Supervisors: Professor Ciaran O’hOgartaigh & Professor Aileen Pierce
External Examiner: Professor Dr Walter Aerts, University of Antwerp
Impression management research in accounting initially focused on the preparer of corporate reports, providing evidence of biased reporting practices, with the objective of managing investors’ perceptions of company performance. The impact of impression management on investors’ decision-making is not well understood. Due to their lack of investment expertise and their increasing use of more understandable narrative sources of corporate reporting, non-professional investors are most at risk of being misled by impression management in corporate communications. Drawing on theories from psychology, this study investigates non-professional investors’ susceptibility to impression management in earnings press releases.
Repetition is a pervasive stylistic device used in earnings press releases to emphasise positive outcomes. An experiment is used in this study to examine its impact on non-professional investors’ judgements. Non-professional investors represent a heterogeneous group of investors, and this study distinguishes between experienced and inexperienced non-professional investors to investigate the impact of experience on their susceptibility to impression management. Eye-tracking and interviews are used to complement the experimental findings by exploring non-professional investors’ responses to impression management in greater depth.
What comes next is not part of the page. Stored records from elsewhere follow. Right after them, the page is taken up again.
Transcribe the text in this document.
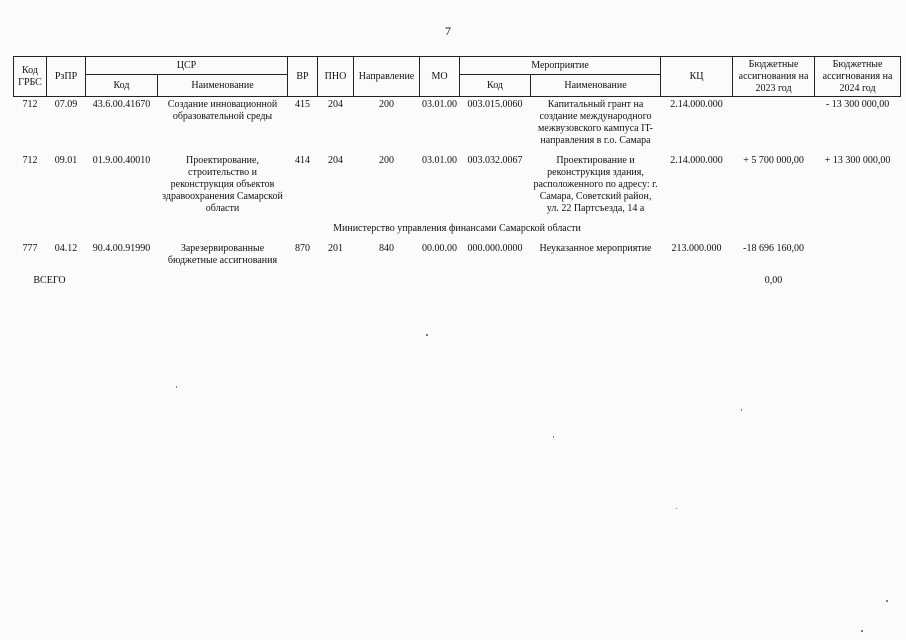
7
Код ГРБС	РзПР	ЦСР		ВР	ПНО	Направление	МО	Мероприятие		КЦ	Бюджетные ассигнования на 2023 год	Бюджетные ассигнования на 2024 год
		Код	Наименование					Код	Наименование			
712	07.09	43.6.00.41670	Создание инновационной образовательной среды	415	204	200	03.01.00	003.015.0060	Капитальный грант на создание международного межвузовского кампуса IT-направления в г.о. Самара	2.14.000.000		- 13 300 000,00
712	09.01	01.9.00.40010	Проектирование, строительство и реконструкция объектов здравоохранения Самарской области	414	204	200	03.01.00	003.032.0067	Проектирование и реконструкция здания, расположенного по адресу: г. Самара, Советский район, ул. 22 Партсъезда, 14 а	2.14.000.000	+ 5 700 000,00	+ 13 300 000,00
Министерство управления финансами Самарской области												
777	04.12	90.4.00.91990	Зарезервированные бюджетные ассигнования	870	201	840	00.00.00	000.000.0000	Неуказанное мероприятие	213.000.000	-18 696 160,00	
ВСЕГО											0,00	
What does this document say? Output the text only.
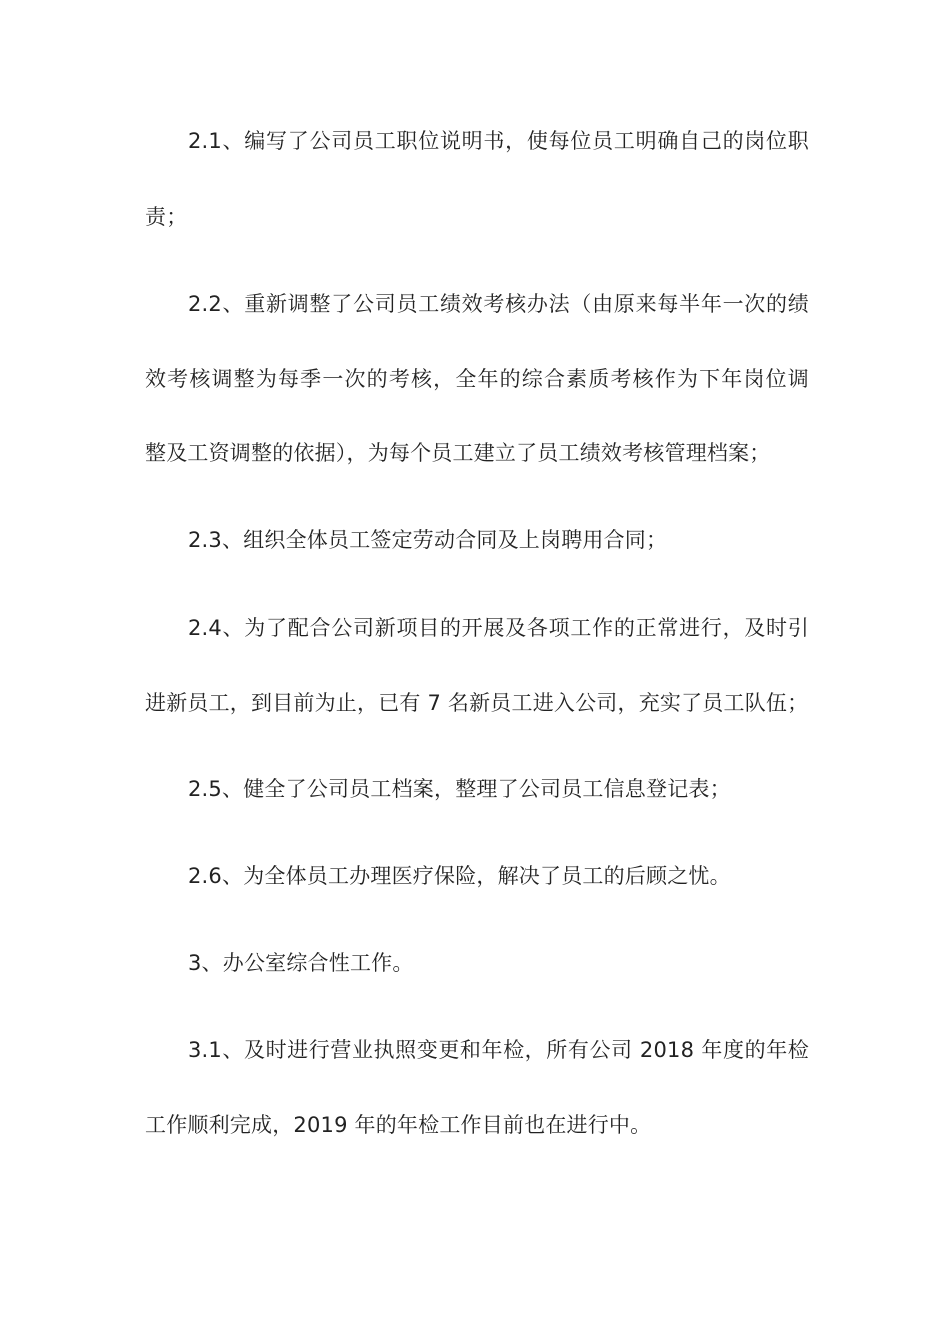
2.1、编写了公司员工职位说明书，使每位员工明确自己的岗位职
责；
2.2、重新调整了公司员工绩效考核办法（由原来每半年一次的绩
效考核调整为每季一次的考核，全年的综合素质考核作为下年岗位调
整及工资调整的依据），为每个员工建立了员工绩效考核管理档案；
2.3、组织全体员工签定劳动合同及上岗聘用合同；
2.4、为了配合公司新项目的开展及各项工作的正常进行，及时引
进新员工，到目前为止，已有 7 名新员工进入公司，充实了员工队伍；
2.5、健全了公司员工档案，整理了公司员工信息登记表；
2.6、为全体员工办理医疗保险，解决了员工的后顾之忧。
3、办公室综合性工作。
3.1、及时进行营业执照变更和年检，所有公司 2018 年度的年检
工作顺利完成，2019 年的年检工作目前也在进行中。
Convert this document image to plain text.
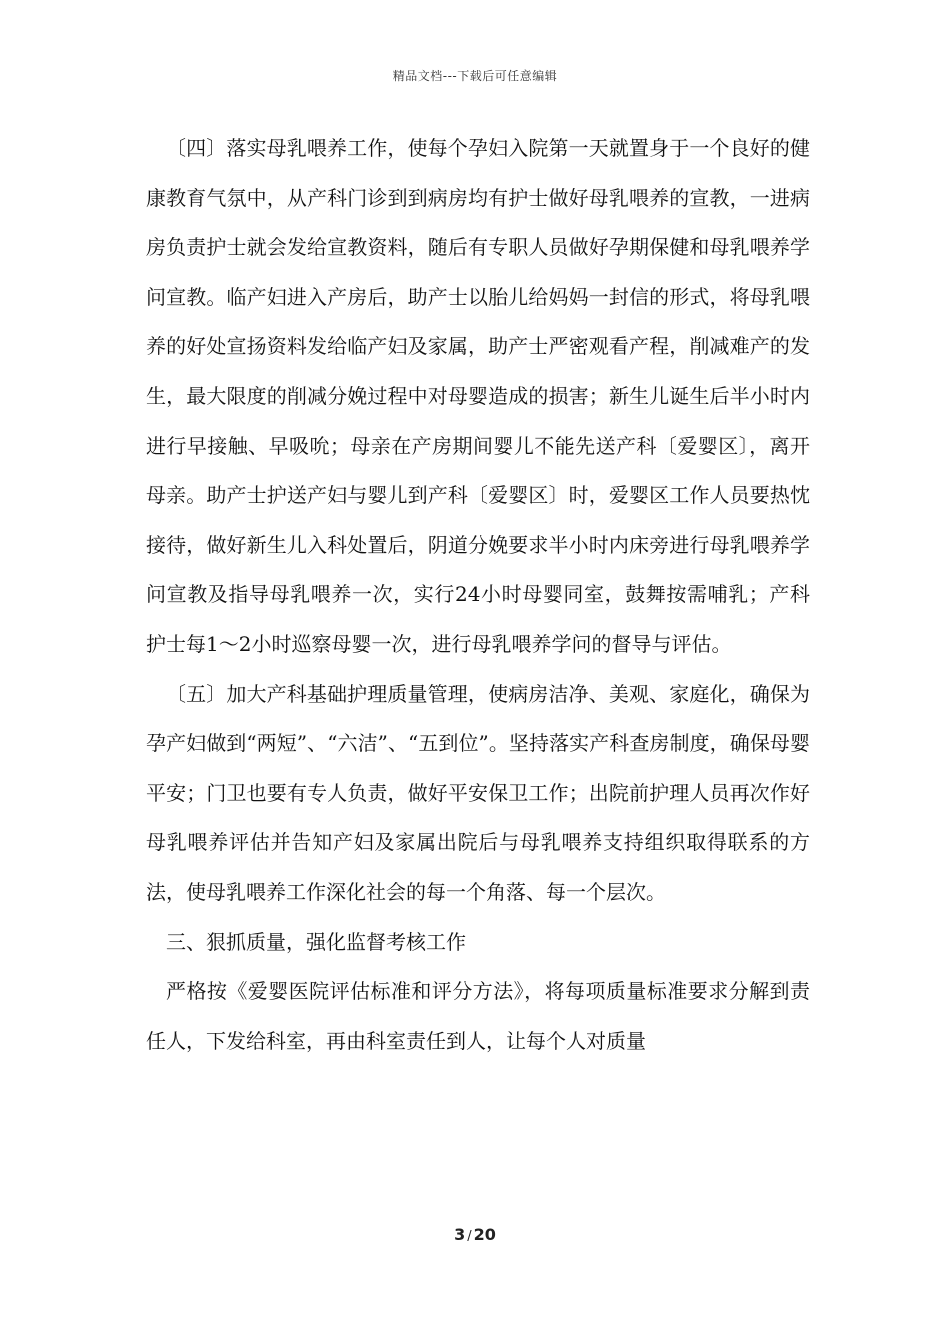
精品文档---下载后可任意编辑

〔四〕落实母乳喂养工作，使每个孕妇入院第一天就置身于一个良好的健康教育气氛中，从产科门诊到到病房均有护士做好母乳喂养的宣教，一进病房负责护士就会发给宣教资料，随后有专职人员做好孕期保健和母乳喂养学问宣教。临产妇进入产房后，助产士以胎儿给妈妈一封信的形式，将母乳喂养的好处宣扬资料发给临产妇及家属，助产士严密观看产程，削减难产的发生，最大限度的削减分娩过程中对母婴造成的损害；新生儿诞生后半小时内进行早接触、早吸吮；母亲在产房期间婴儿不能先送产科〔爱婴区〕，离开母亲。助产士护送产妇与婴儿到产科〔爱婴区〕时，爱婴区工作人员要热忱接待，做好新生儿入科处置后，阴道分娩要求半小时内床旁进行母乳喂养学问宣教及指导母乳喂养一次，实行24小时母婴同室，鼓舞按需哺乳；产科护士每1～2小时巡察母婴一次，进行母乳喂养学问的督导与评估。

〔五〕加大产科基础护理质量管理，使病房洁净、美观、家庭化，确保为孕产妇做到“两短”、“六洁”、“五到位”。坚持落实产科查房制度，确保母婴平安；门卫也要有专人负责，做好平安保卫工作；出院前护理人员再次作好母乳喂养评估并告知产妇及家属出院后与母乳喂养支持组织取得联系的方法，使母乳喂养工作深化社会的每一个角落、每一个层次。

三、狠抓质量，强化监督考核工作

严格按《爱婴医院评估标准和评分方法》，将每项质量标准要求分解到责任人，下发给科室，再由科室责任到人，让每个人对质量

3 / 20
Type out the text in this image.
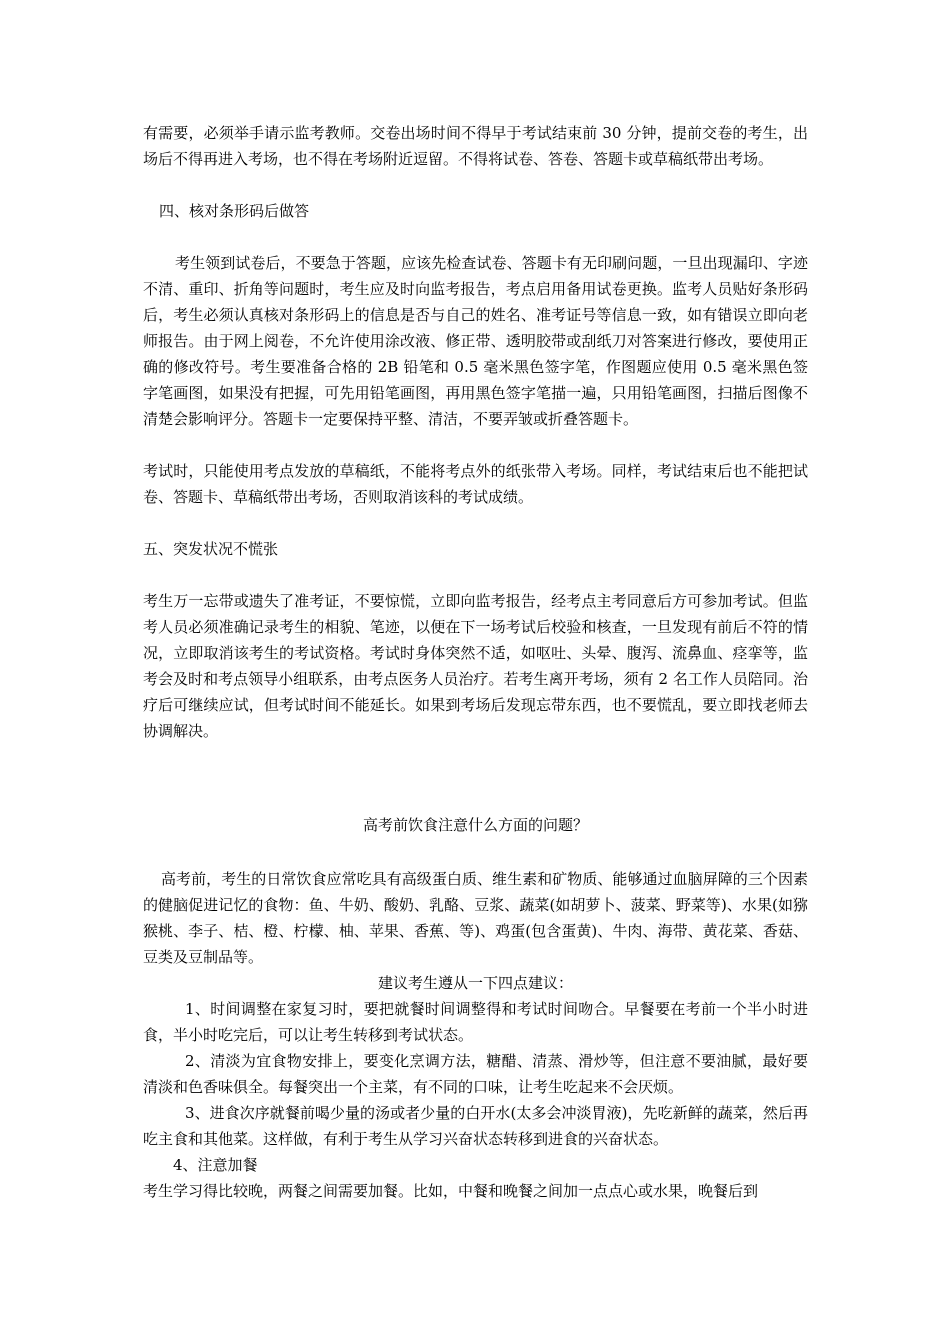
有需要，必须举手请示监考教师。交卷出场时间不得早于考试结束前 30 分钟，提前交卷的考生，出场后不得再进入考场，也不得在考场附近逗留。不得将试卷、答卷、答题卡或草稿纸带出考场。

四、核对条形码后做答

考生领到试卷后，不要急于答题，应该先检查试卷、答题卡有无印刷问题，一旦出现漏印、字迹不清、重印、折角等问题时，考生应及时向监考报告，考点启用备用试卷更换。监考人员贴好条形码后，考生必须认真核对条形码上的信息是否与自己的姓名、准考证号等信息一致，如有错误立即向老师报告。由于网上阅卷，不允许使用涂改液、修正带、透明胶带或刮纸刀对答案进行修改，要使用正确的修改符号。考生要准备合格的 2B 铅笔和 0.5 毫米黑色签字笔，作图题应使用 0.5 毫米黑色签字笔画图，如果没有把握，可先用铅笔画图，再用黑色签字笔描一遍，只用铅笔画图，扫描后图像不清楚会影响评分。答题卡一定要保持平整、清洁，不要弄皱或折叠答题卡。

考试时，只能使用考点发放的草稿纸，不能将考点外的纸张带入考场。同样，考试结束后也不能把试卷、答题卡、草稿纸带出考场，否则取消该科的考试成绩。

五、突发状况不慌张

考生万一忘带或遗失了准考证，不要惊慌，立即向监考报告，经考点主考同意后方可参加考试。但监考人员必须准确记录考生的相貌、笔迹，以便在下一场考试后校验和核查，一旦发现有前后不符的情况，立即取消该考生的考试资格。考试时身体突然不适，如呕吐、头晕、腹泻、流鼻血、痉挛等，监考会及时和考点领导小组联系，由考点医务人员治疗。若考生离开考场，须有 2 名工作人员陪同。治疗后可继续应试，但考试时间不能延长。如果到考场后发现忘带东西，也不要慌乱，要立即找老师去协调解决。

高考前饮食注意什么方面的问题？

高考前，考生的日常饮食应常吃具有高级蛋白质、维生素和矿物质、能够通过血脑屏障的三个因素的健脑促进记忆的食物：鱼、牛奶、酸奶、乳酪、豆浆、蔬菜(如胡萝卜、菠菜、野菜等)、水果(如猕猴桃、李子、桔、橙、柠檬、柚、苹果、香蕉、等)、鸡蛋(包含蛋黄)、牛肉、海带、黄花菜、香菇、豆类及豆制品等。

建议考生遵从一下四点建议：

1、时间调整在家复习时，要把就餐时间调整得和考试时间吻合。早餐要在考前一个半小时进食，半小时吃完后，可以让考生转移到考试状态。

2、清淡为宜食物安排上，要变化烹调方法，糖醋、清蒸、滑炒等，但注意不要油腻，最好要清淡和色香味俱全。每餐突出一个主菜，有不同的口味，让考生吃起来不会厌烦。

3、进食次序就餐前喝少量的汤或者少量的白开水(太多会冲淡胃液)，先吃新鲜的蔬菜，然后再吃主食和其他菜。这样做，有利于考生从学习兴奋状态转移到进食的兴奋状态。

4、注意加餐

考生学习得比较晚，两餐之间需要加餐。比如，中餐和晚餐之间加一点点心或水果，晚餐后到
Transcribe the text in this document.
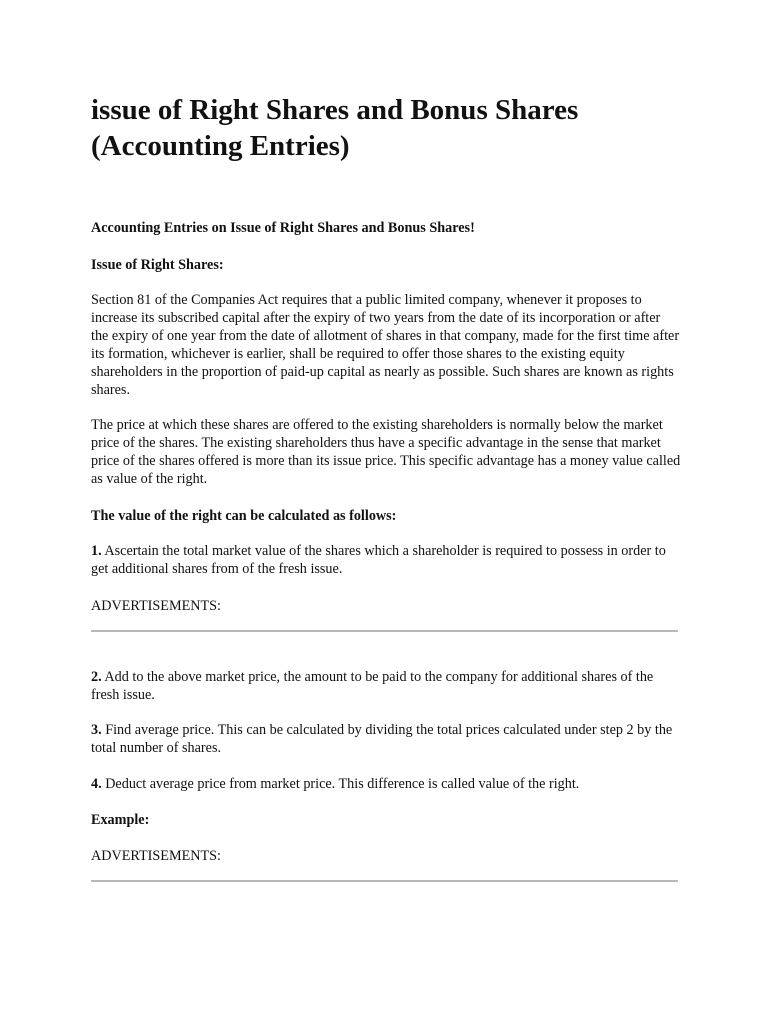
issue of Right Shares and Bonus Shares (Accounting Entries)

Accounting Entries on Issue of Right Shares and Bonus Shares!

Issue of Right Shares:

Section 81 of the Companies Act requires that a public limited company, whenever it proposes to increase its subscribed capital after the expiry of two years from the date of its incorporation or after the expiry of one year from the date of allotment of shares in that company, made for the first time after its formation, whichever is earlier, shall be required to offer those shares to the existing equity shareholders in the proportion of paid-up capital as nearly as possible. Such shares are known as rights shares.

The price at which these shares are offered to the existing shareholders is normally below the market price of the shares. The existing shareholders thus have a specific advantage in the sense that market price of the shares offered is more than its issue price. This specific advantage has a money value called as value of the right.

The value of the right can be calculated as follows:

1. Ascertain the total market value of the shares which a shareholder is required to possess in order to get additional shares from of the fresh issue.

ADVERTISEMENTS:

2. Add to the above market price, the amount to be paid to the company for additional shares of the fresh issue.

3. Find average price. This can be calculated by dividing the total prices calculated under step 2 by the total number of shares.

4. Deduct average price from market price. This difference is called value of the right.

Example:

ADVERTISEMENTS:
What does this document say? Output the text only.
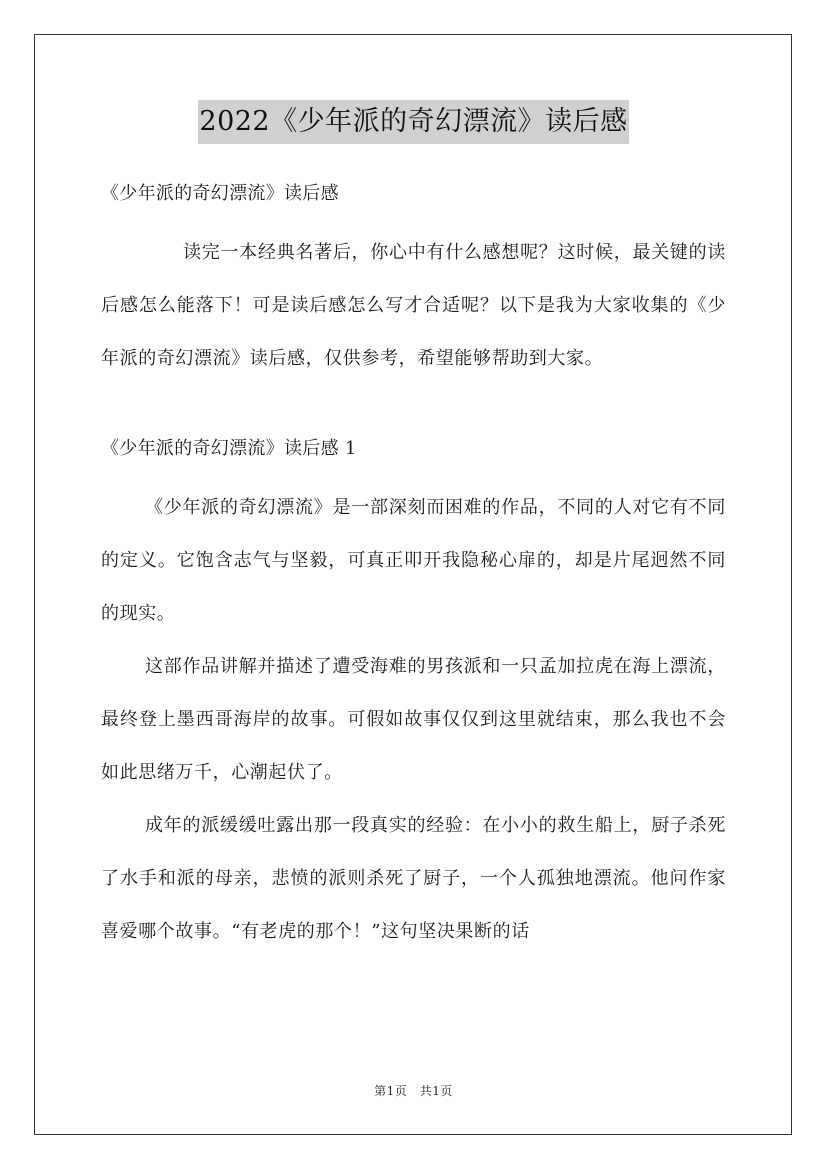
2022《少年派的奇幻漂流》读后感

《少年派的奇幻漂流》读后感

读完一本经典名著后，你心中有什么感想呢？这时候，最关键的读后感怎么能落下！可是读后感怎么写才合适呢？以下是我为大家收集的《少年派的奇幻漂流》读后感，仅供参考，希望能够帮助到大家。

《少年派的奇幻漂流》读后感 1

《少年派的奇幻漂流》是一部深刻而困难的作品，不同的人对它有不同的定义。它饱含志气与坚毅，可真正叩开我隐秘心扉的，却是片尾迥然不同的现实。

这部作品讲解并描述了遭受海难的男孩派和一只孟加拉虎在海上漂流，最终登上墨西哥海岸的故事。可假如故事仅仅到这里就结束，那么我也不会如此思绪万千，心潮起伏了。

成年的派缓缓吐露出那一段真实的经验：在小小的救生船上，厨子杀死了水手和派的母亲，悲愤的派则杀死了厨子，一个人孤独地漂流。他问作家喜爱哪个故事。“有老虎的那个！”这句坚决果断的话

第1页　共1页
The study provides evidence of less experienced non-professional investors’ bounded, despite intended, rationality when making investment decisions, which makes them susceptible to impression management. The experimental results find that less experienced non-professional investors assess an earnings announcement more favourably when positive information is repeated in an earnings press release. The eye-tracking findings suggest that their bounded rationality is influenced by their less focused information search strategies, when compared with more experienced non-professional investors. In spite of this evidence, interview data show that non-professional investors are aware of impression management and engage in coping mechanisms when making investment decisions. This study offers an insight into the decision-making processes of non-professional investors and the manner in which susceptibility to impression management diminishes with investment experience.